Wie bei den Lifestyle-Pillen waren aber auch hier die Erwartungen zu hochgesteckt. Denn erst bei zwei- bis dreiwöchiger Einnahme stellt sich bei Antidepressiva eine gemütsaufhellende Wirkung ein. Die Nebenwirkungen, etwa Abgeschlagenheit und Schlafstörungen, treten jedoch sofort auf.

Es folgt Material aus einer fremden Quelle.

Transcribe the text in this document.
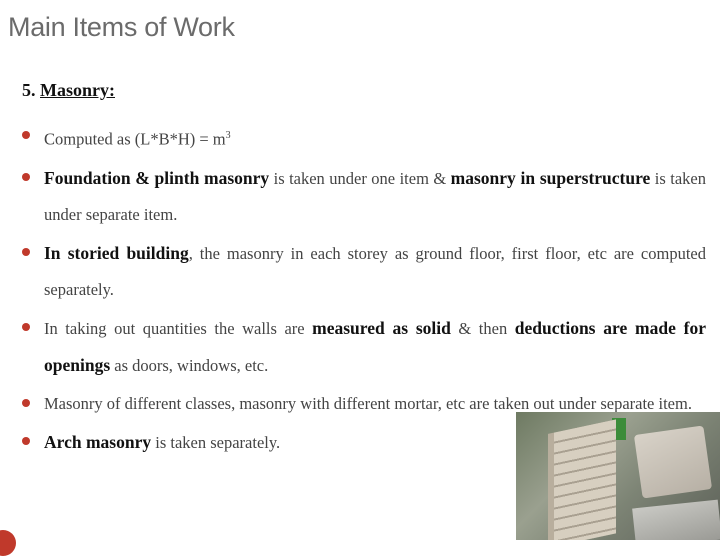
Main Items of Work
5. Masonry:
Computed as $(L*B*H) = m^3$
Foundation & plinth masonry is taken under one item & masonry in superstructure is taken under separate item.
In storied building, the masonry in each storey as ground floor, first floor, etc are computed separately.
In taking out quantities the walls are measured as solid & then deductions are made for openings as doors, windows, etc.
Masonry of different classes, masonry with different mortar, etc are taken out under separate item.
Arch masonry is taken separately.
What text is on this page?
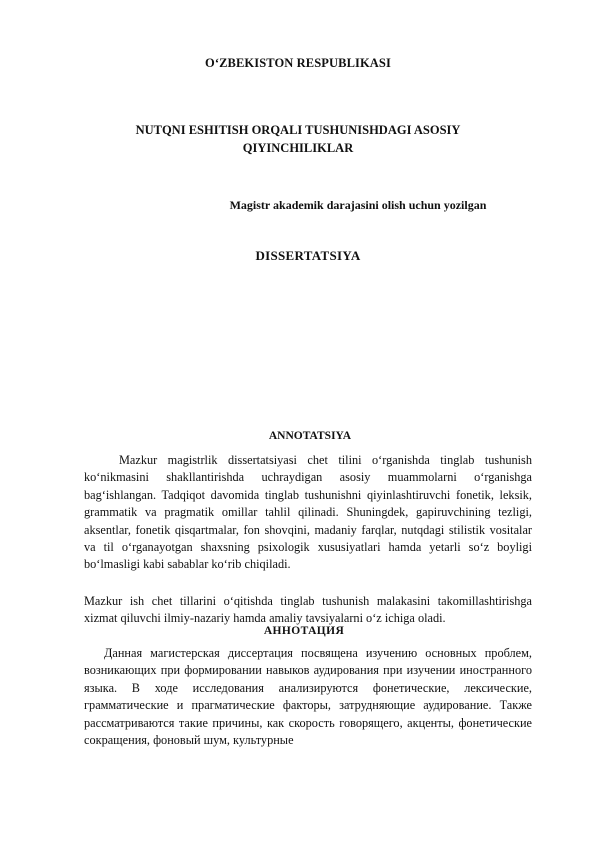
O‘ZBEKISTON RESPUBLIKASI
NUTQNI ESHITISH ORQALI TUSHUNISHDAGI ASOSIY QIYINCHILIKLAR
Magistr akademik darajasini olish uchun yozilgan
DISSERTATSIYA
ANNOTATSIYA
Mazkur magistrlik dissertatsiyasi chet tilini o‘rganishda tinglab tushunish ko‘nikmasini shakllantirishda uchraydigan asosiy muammolarni o‘rganishga bag‘ishlangan. Tadqiqot davomida tinglab tushunishni qiyinlashtiruvchi fonetik, leksik, grammatik va pragmatik omillar tahlil qilinadi. Shuningdek, gapiruvchining tezligi, aksentlar, fonetik qisqartmalar, fon shovqini, madaniy farqlar, nutqdagi stilistik vositalar va til o‘rganayotgan shaxsning psixologik xususiyatlari hamda yetarli so‘z boyligi bo‘lmasligi kabi sabablar ko‘rib chiqiladi.
Mazkur ish chet tillarini o‘qitishda tinglab tushunish malakasini takomillashtirishga xizmat qiluvchi ilmiy-nazariy hamda amaliy tavsiyalarni o‘z ichiga oladi.
АННОТАЦИЯ
Данная магистерская диссертация посвящена изучению основных проблем, возникающих при формировании навыков аудирования при изучении иностранного языка. В ходе исследования анализируются фонетические, лексические, грамматические и прагматические факторы, затрудняющие аудирование. Также рассматриваются такие причины, как скорость говорящего, акценты, фонетические сокращения, фоновый шум, культурные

Medikamente gegen Fettleibigkeit, Potenzstörungen, Glatzen, Depressionen und mangelndes Selbstbewußtsein - die Liste der Lifestyle-Pillen, Psychopharmaka und Muntermacher wird täglich länger. Für die Zukunft erwarten Wissenschafter noch bessere, gezielt für jedes Problem einsetzbare und nebenwirkungsfreie Arzneimittel.

Ein relativ neues Problem in Zusammenhang mit Lifestyle-Pillen und dem wachsenden Medikamentenkosum ist der Vertrieb von Drogen via Internet. "Im Netz kann man mittlerweile alles bestellen", weiß die Vizepräsidentin der Apothekerkammer Christiane Körner. Renner unter den im Internet angebotenen Pillen sind angebliche Schlankmacher, Hormon- und Eiweißpräparate für gesteigertes Muskelwachstum und den Haarwuchs fördernde Drogen. Sogar Wundermittel gegen Krebs werden angepriesen. Wenn nicht sogar gefährlich (so kann etwa Huflattichtee krebserregende Stoffe enthalten), so sind doch "alle diese Mittel erwiesenermaßen wirkungslos", warnt Pharmakologe Singer. "Es ist aber anscheinend kein Unsinn zu groß, als daß er nicht geglaubt wird."

Eine neue Studie aus Deutschland belegt, daß immer mehr Menschen bereit wären, Medikamente über das Internet zu beziehen. Der Internethandel mit Medikamenten ist in Österreich aber illegal, so Apothekerin Körner.